Unlocking the entrepreneurialism in black and minority ethnic communities is a key success factor in social and economic regeneration, particularly when many ethnic minority groups suffer substantial ethnic penalties within the labour market. Pakistani, Bangladeshi, Black Caribbean and Black African men and women in particular suffer from much higher unemployment rates, earnings and occupational attainment, even in second generations. They therefore represent a real source of economic potential through enterprise development. However, disadvantaged people from black and minority ethnic backgrounds are not easily engaged by typical mainstream business support practices.
One of our newer Outsets is in Bristol, where the ethnic minority population in Bristol is continuing to grow and currently stands at 11.9% of the population. One of the fastest growing communities in the city is the Somali community, which has established more than 200 businesses employing around 700 people in the last five years.
The city is also home to lots of businesses owned and run by the more established migrant communities, such as those from the Asian Sub-continent and of African Caribbean background, but also from the new communities including: Sudanese, Polish, Kurdish, Ethiopians and Iranians. Most of the later businesses fall in the categories of either sole traders or micro enterprises, and approximately 60 different languages are spoken within the city.
In order to reach and engage effectively with these groups it is, however, important to recognise and understand the barriers and how to work around them. Understanding cultural and religious mores is important, and not making the assumption that all persons from a particular country or origin do not always have the same or identical cultural backgrounds or beliefs. Not all Arabs are Muslims, and not all Ras Tafari have dreadlocks. Language is still a particular difficulty, especially among women who have had less access to education, In some circumstances, it may not be the custom for a man to be in the same room as a woman who is not related to him, or to shake hands with a woman.

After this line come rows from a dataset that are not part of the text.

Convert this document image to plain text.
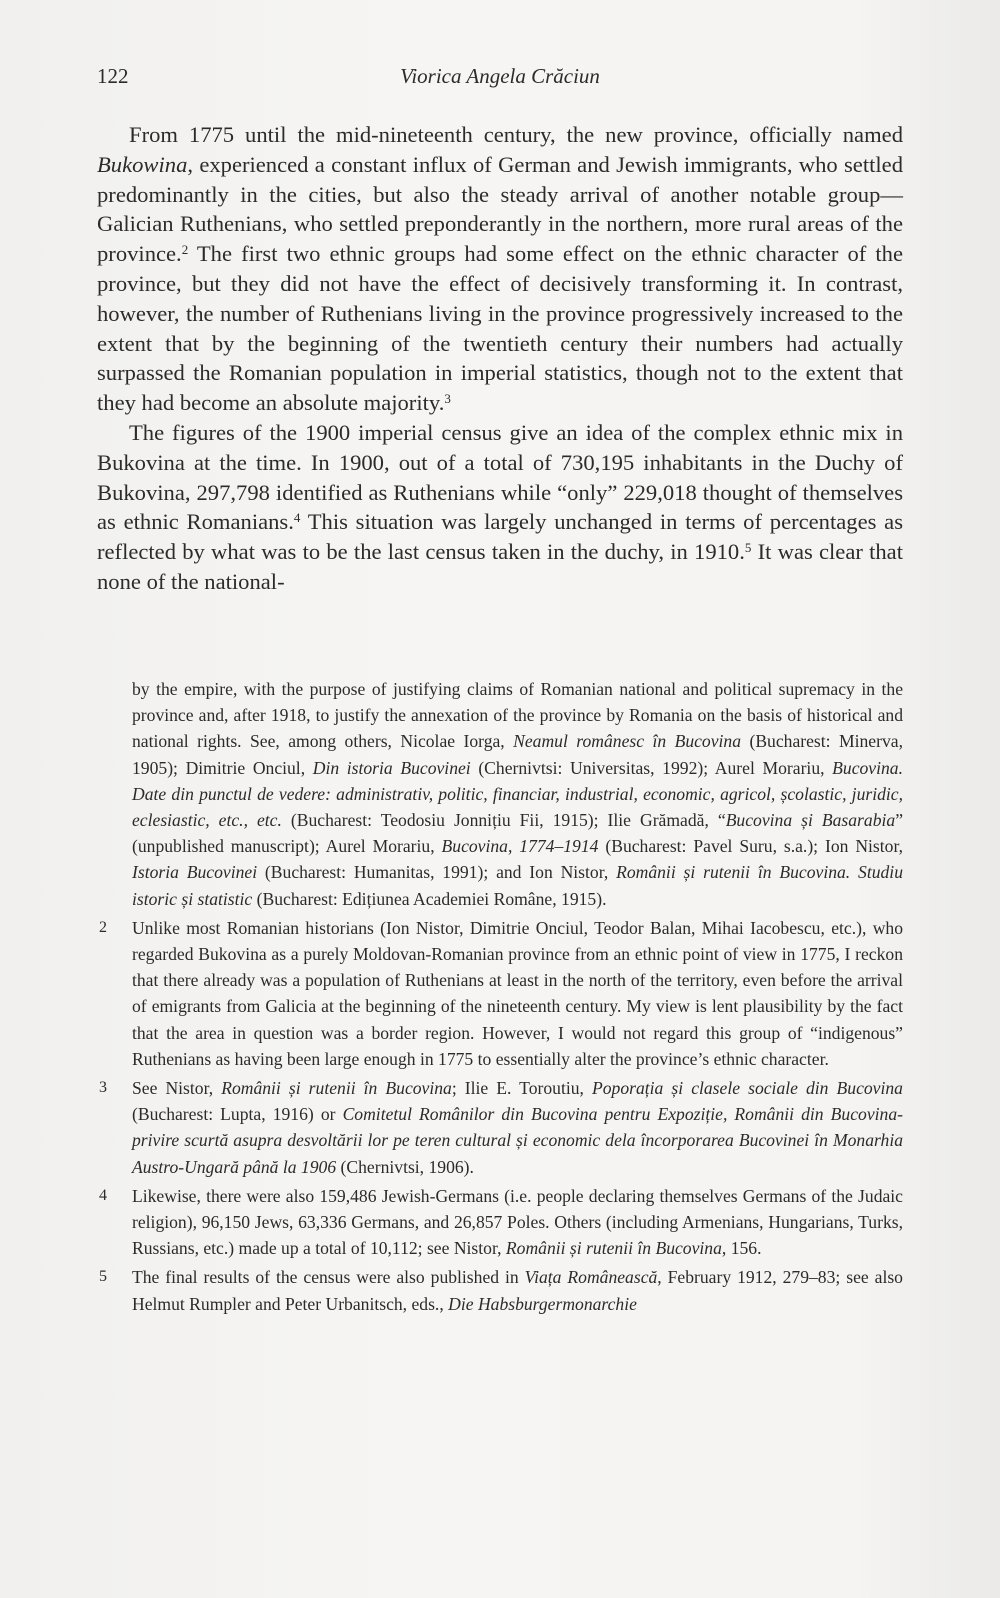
122	Viorica Angela Crăciun

From 1775 until the mid-nineteenth century, the new province, officially named Bukowina, experienced a constant influx of German and Jewish immigrants, who settled predominantly in the cities, but also the steady arrival of another notable group—Galician Ruthenians, who settled preponderantly in the northern, more rural areas of the province.$^2$ The first two ethnic groups had some effect on the ethnic character of the province, but they did not have the effect of decisively transforming it. In contrast, however, the number of Ruthenians living in the province progressively increased to the extent that by the beginning of the twentieth century their numbers had actually surpassed the Romanian population in imperial statistics, though not to the extent that they had become an absolute majority.$^3$

The figures of the 1900 imperial census give an idea of the complex ethnic mix in Bukovina at the time. In 1900, out of a total of 730,195 inhabitants in the Duchy of Bukovina, 297,798 identified as Ruthenians while “only” 229,018 thought of themselves as ethnic Romanians.$^4$ This situation was largely unchanged in terms of percentages as reflected by what was to be the last census taken in the duchy, in 1910.$^5$ It was clear that none of the national-

by the empire, with the purpose of justifying claims of Romanian national and political supremacy in the province and, after 1918, to justify the annexation of the province by Romania on the basis of historical and national rights. See, among others, Nicolae Iorga, Neamul românesc în Bucovina (Bucharest: Minerva, 1905); Dimitrie Onciul, Din istoria Bucovinei (Chernivtsi: Universitas, 1992); Aurel Morariu, Bucovina. Date din punctul de vedere: administrativ, politic, financiar, industrial, economic, agricol, școlastic, juridic, eclesiastic, etc., etc. (Bucharest: Teodosiu Jonnițiu Fii, 1915); Ilie Grămadă, “Bucovina și Basarabia” (unpublished manuscript); Aurel Morariu, Bucovina, 1774–1914 (Bucharest: Pavel Suru, s.a.); Ion Nistor, Istoria Bucovinei (Bucharest: Humanitas, 1991); and Ion Nistor, Românii și rutenii în Bucovina. Studiu istoric și statistic (Bucharest: Edițiunea Academiei Române, 1915).
2 Unlike most Romanian historians (Ion Nistor, Dimitrie Onciul, Teodor Balan, Mihai Iacobescu, etc.), who regarded Bukovina as a purely Moldovan-Romanian province from an ethnic point of view in 1775, I reckon that there already was a population of Ruthenians at least in the north of the territory, even before the arrival of emigrants from Galicia at the beginning of the nineteenth century. My view is lent plausibility by the fact that the area in question was a border region. However, I would not regard this group of “indigenous” Ruthenians as having been large enough in 1775 to essentially alter the province’s ethnic character.
3 See Nistor, Românii și rutenii în Bucovina; Ilie E. Toroutiu, Poporația și clasele sociale din Bucovina (Bucharest: Lupta, 1916) or Comitetul Românilor din Bucovina pentru Expoziție, Românii din Bucovina-privire scurtă asupra desvoltării lor pe teren cultural și economic dela încorporarea Bucovinei în Monarhia Austro-Ungară până la 1906 (Chernivtsi, 1906).
4 Likewise, there were also 159,486 Jewish-Germans (i.e. people declaring themselves Germans of the Judaic religion), 96,150 Jews, 63,336 Germans, and 26,857 Poles. Others (including Armenians, Hungarians, Turks, Russians, etc.) made up a total of 10,112; see Nistor, Românii și rutenii în Bucovina, 156.
5 The final results of the census were also published in Viața Românească, February 1912, 279–83; see also Helmut Rumpler and Peter Urbanitsch, eds., Die Habsburgermonarchie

Cultural differences in body language can also contribute to misunderstanding. For example, lack of eye contact should not be taken to mean disrespect, in some cases it is the opposite, and similarly, a raised voice is not necessarily a sign of aggression or loss of control. For some BME clients, the refugee experience is limiting in itself, and affects the way and how quickly clients can progress. Some cultures are predominantly oral, making the written word a far less effective means of engagement, and many BME cultures also have influential individuals who can validate ‘outsiders’ and provide a gateway into the community.
For example, in Bristol, as part of our partnership working, we have developed strong relationships with the chair of the Anglo-Iranian Society, the management committee of the Bristol Somali Forum and the chair of the Zimbabwean Association. Once trust, respect and understanding were established, all of these intermediaries have been very proactive in fostering Outset’s engagement with their respective communities.
Having people who focus on the individual’s needs, and possessing the right mix of skills, cultural and religious awareness is vital, as is delivering locally within these discrete areas and segments of the population – it is highly unlikely that such clients will come to training sessions in unfamiliar territory. We have been proactive to respond to the needs of our clients and worked hard to accommodate their different needs, availability and ways of working, particularly through delivering learning as evening courses.
Outset Bristol’s Programme Director, Andy Dean, is particularly pleased with engagement levels in the city’s deprived areas: “More than 38% of the people enrolled on the Outset Bristol programme come from black and minority ethnic backgrounds. Our feedback from clients and intermediaries, such as Rosa Ross, Chair of the Anglo-Iranian Society, is really positive, saying that it is very informative, highly practical, understands their needs, and is a strong booster for building up confidence, one of the key enterprise barriers.”
Representatives from the Outset Bristol programme have been interviewed on Bristol’s community radio station BCfm and the urban radio station Ujima Radio, which particularly targets the African and Caribbean communities in St Paul’s and Easton. This sits alongside airtime on more ‘traditional’ media platforms such as the BBC Bristol ‘Breakfast Show’.